The Washington Post, in a recent story on the subject, detailed the ordeal of physician Richard Lowe a quirky fellow with memories of the Great Depression who kept $317,000 in cash in shoe boxes at his home before depositing the money with a Roanoke, Va., bank. The "unusual" activity attracted the attention of the FBI and Dr. Lowe's account, representing his life savings, was seized. It took him almost six years to recover his money, and during the appeals process, his health deteriorated, he developed high blood pressure, and had to be hospitalized for stress. There are many, many similar stories of innocent people who've run afoul of asset-forfeiture laws and either lost their possessions permanently or had to spend thousands of dollars in an attempt to get them back.

House Judiciary Committee Chairman Henry Hyde of Illinois described the strong-arm tactics of asset forfeiture as "more appropriate for the Soviet Union than the United States." Amen to that. The House measure has bipartisan support, too. Rep. John Conyers of Michigan said, "Who would have believed that under our current law the government could confiscate a person's private property on a mere showing of probable cause?"
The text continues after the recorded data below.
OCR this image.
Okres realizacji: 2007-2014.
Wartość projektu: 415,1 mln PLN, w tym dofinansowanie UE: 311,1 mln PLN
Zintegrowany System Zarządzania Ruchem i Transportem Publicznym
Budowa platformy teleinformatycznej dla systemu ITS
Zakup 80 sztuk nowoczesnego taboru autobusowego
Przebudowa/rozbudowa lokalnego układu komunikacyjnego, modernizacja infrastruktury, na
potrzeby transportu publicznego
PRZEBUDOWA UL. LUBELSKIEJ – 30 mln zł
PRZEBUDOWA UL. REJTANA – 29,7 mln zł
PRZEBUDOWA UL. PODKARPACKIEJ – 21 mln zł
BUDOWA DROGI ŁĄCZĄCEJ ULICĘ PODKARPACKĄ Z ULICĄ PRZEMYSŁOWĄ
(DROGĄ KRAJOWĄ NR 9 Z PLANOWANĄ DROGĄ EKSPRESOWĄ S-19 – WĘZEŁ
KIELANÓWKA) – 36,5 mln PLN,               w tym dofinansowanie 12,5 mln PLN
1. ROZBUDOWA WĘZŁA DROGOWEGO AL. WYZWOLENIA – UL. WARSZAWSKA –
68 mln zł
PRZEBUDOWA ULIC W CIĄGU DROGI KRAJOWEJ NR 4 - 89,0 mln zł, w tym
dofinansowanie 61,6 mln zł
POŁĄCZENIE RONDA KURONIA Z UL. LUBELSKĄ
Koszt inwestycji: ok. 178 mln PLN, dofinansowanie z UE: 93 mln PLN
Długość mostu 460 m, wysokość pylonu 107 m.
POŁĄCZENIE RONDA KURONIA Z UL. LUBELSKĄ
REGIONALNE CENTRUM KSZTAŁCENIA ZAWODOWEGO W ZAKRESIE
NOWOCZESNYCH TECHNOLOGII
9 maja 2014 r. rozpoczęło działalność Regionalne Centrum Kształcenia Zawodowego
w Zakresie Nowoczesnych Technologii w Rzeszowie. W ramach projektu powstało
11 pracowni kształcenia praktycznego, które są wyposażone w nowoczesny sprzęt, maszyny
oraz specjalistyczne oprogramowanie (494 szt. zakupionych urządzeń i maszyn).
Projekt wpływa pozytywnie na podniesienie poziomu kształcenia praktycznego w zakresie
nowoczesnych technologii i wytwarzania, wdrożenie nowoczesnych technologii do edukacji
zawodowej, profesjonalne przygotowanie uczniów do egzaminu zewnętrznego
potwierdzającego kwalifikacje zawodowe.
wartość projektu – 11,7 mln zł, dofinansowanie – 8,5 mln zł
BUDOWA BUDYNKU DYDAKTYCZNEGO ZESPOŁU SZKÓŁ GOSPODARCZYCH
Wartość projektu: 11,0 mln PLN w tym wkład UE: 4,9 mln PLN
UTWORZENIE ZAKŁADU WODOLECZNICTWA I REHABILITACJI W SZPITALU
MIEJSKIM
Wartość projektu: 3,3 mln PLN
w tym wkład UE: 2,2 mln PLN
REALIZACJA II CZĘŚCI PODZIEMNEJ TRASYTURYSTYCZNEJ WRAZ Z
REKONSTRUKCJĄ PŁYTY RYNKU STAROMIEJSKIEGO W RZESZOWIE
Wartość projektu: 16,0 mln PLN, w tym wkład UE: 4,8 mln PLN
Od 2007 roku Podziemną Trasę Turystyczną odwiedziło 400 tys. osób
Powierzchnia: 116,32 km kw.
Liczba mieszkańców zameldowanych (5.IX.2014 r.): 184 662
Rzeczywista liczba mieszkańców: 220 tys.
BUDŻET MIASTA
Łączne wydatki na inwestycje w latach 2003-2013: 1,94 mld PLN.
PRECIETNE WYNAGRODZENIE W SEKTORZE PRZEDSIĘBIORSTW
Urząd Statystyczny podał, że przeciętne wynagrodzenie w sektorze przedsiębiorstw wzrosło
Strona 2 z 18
If it passes the Senate, the bill would require "a preponderance of the evidence" that any property seized is linked to illegal activity a higher standard than the vague suspicion/probable cause standard of the current law. While not as strong a protection as the original "clear and convincing evidence" proposed by Mr. Hyde, the new standard, if approved, should add some much-needed balance to a process that has become fraught with abuse. The government will also have to compensate property owners for their legal fees upon successful appeal of a forfeiture proceeding. Republican lawmakers are to be applauded for addressing the asset-forfeiture issue before the practice gets more out of control than it already is.